Japan equity mutual funds see large inflows on new tax-break scheme
TOKYO Feb 14 (Reuters) - The Japanese mutual funds market suffered an investment loss of $29 billion in January, the first fall in five months, but it posted solid net inflows with investments in equity funds reaching their largest amounts since August 2007.
Japanese retail investors shifted back to equity funds as a new tax-break facility dubbed NISA, for the Nippon Individual Savings Account, kicked off in January.
NISA is aimed at driving massive Japanese savings into stocks and mutual funds.
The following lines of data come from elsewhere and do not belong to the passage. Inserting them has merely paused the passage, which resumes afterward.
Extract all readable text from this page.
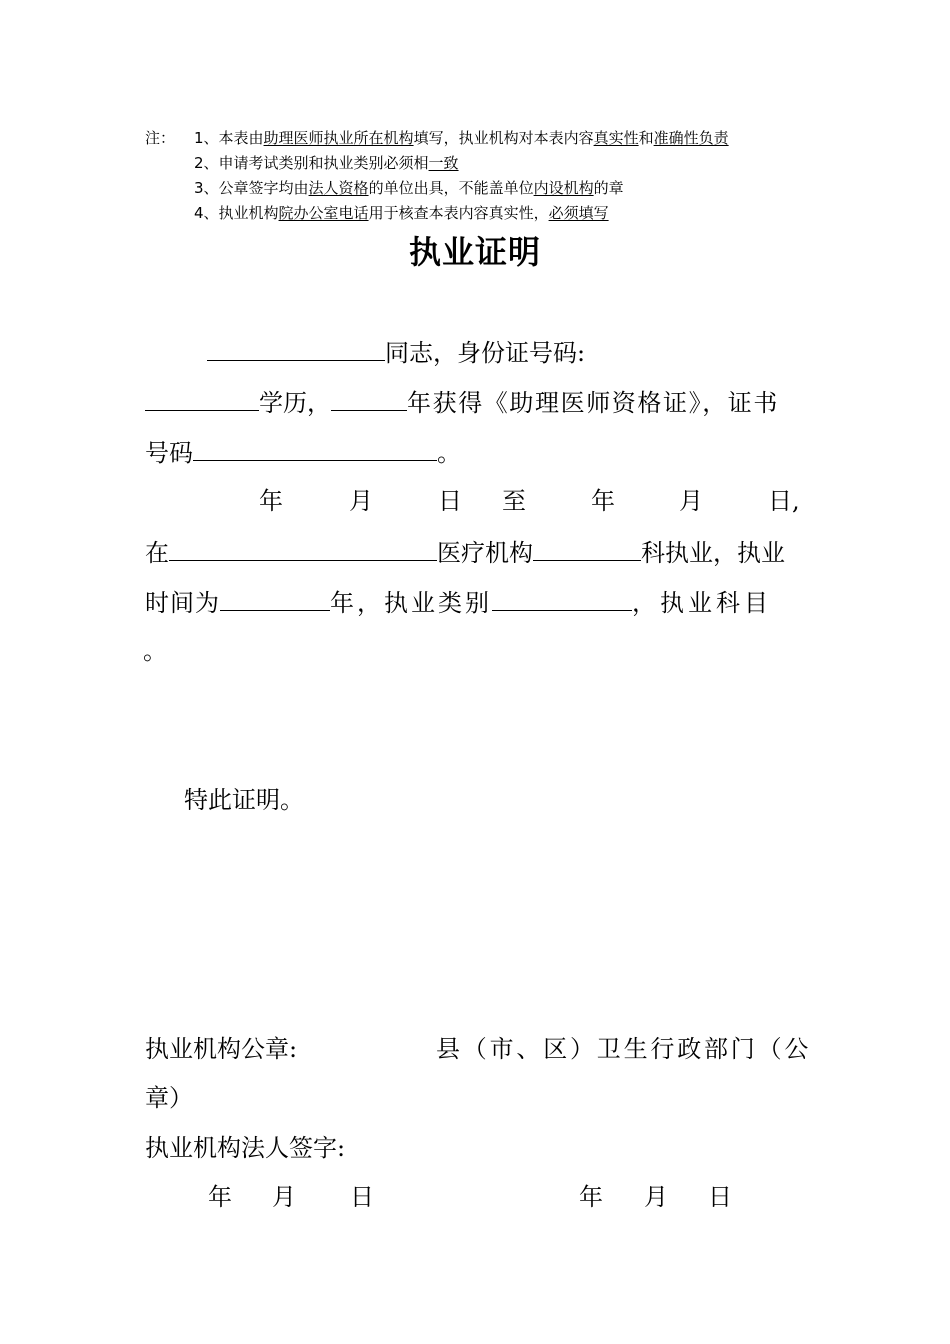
注： 1、本表由助理医师执业所在机构填写，执业机构对本表内容真实性和准确性负责
2、申请考试类别和执业类别必须相一致
3、公章签字均由法人资格的单位出具，不能盖单位内设机构的章
4、执业机构院办公室电话用于核查本表内容真实性，必须填写
执业证明
同志，身份证号码:
学历，	年获得《助理医师资格证》，证书
号码	。
年	月	日 至	年	月	日,
在	医疗机构	科执业，执业
时间为	年，执业类别	，执业科目
。
特此证明。
执业机构公章:	县（市、区）卫生行政部门（公
章）
执业机构法人签字:
年 月 日	年 月 日
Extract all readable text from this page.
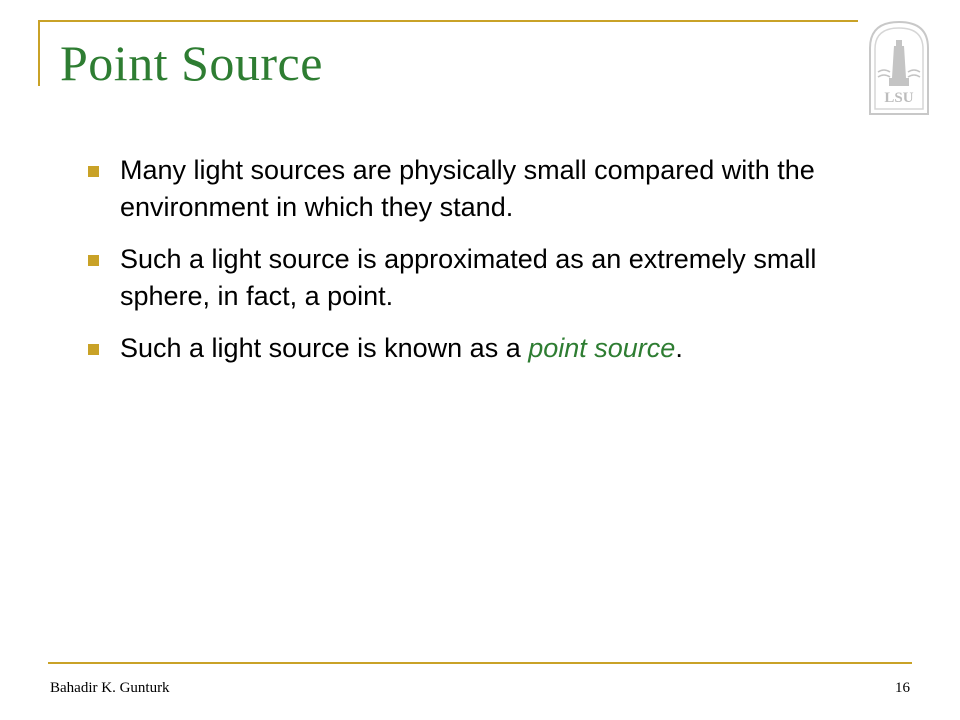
Point Source
LSU
Many light sources are physically small compared with the environment in which they stand.
Such a light source is approximated as an extremely small sphere, in fact, a point.
Such a light source is known as a point source.
Bahadir K. Gunturk	16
In December, investors had pulled out from equity funds as they collected proceeds from there ahead of a doubling of Japan's capital gains tax, which took effect from Jan. 1.
The country's tax on capital gains and dividends was raised to 20 percent from 10 percent at the start of January, as a special tax break given to support share prices expired.
Retail investors parked their proceeds in money reserve funds in December ahead of the launch of NISA. The Japanese government projects the tax-break accounts could draw more than $250 billion by 2020.
Nomura Research Institute's survey this week estimated the number of accounts in NISA could grow to 8.65 million by the end of the year.
Nomura expects the total investment amount in the NISA facility may reach 4.1 to 5.5 trillion yen this year.
Net inflows in equity mutual funds totalled 1.31 trillion yen ($12.8 billion) in January, a sharp reverse from net outflows of 573 billion yen, the Investment Trusts Association of Japan said.
Conversely, the money reserve fund saw the largest ever net outflow of 1.05 trillion yen in January, resulting in pushing down the overall value to 10.1 trillion yen from a record high of 11.2 trillion yen the previous month.
The overall asset value of the country's mutual funds market, which is the second largest in the Asia-Pacific region after Australia and the ninth largest in the world, fell 3.2 percent to 78.9 trillion yen in January.
The market suffered investment losses of 2.94 trillion yen in January after it hit 81.5 trillion yen at the end of December -- the highest since October 2007.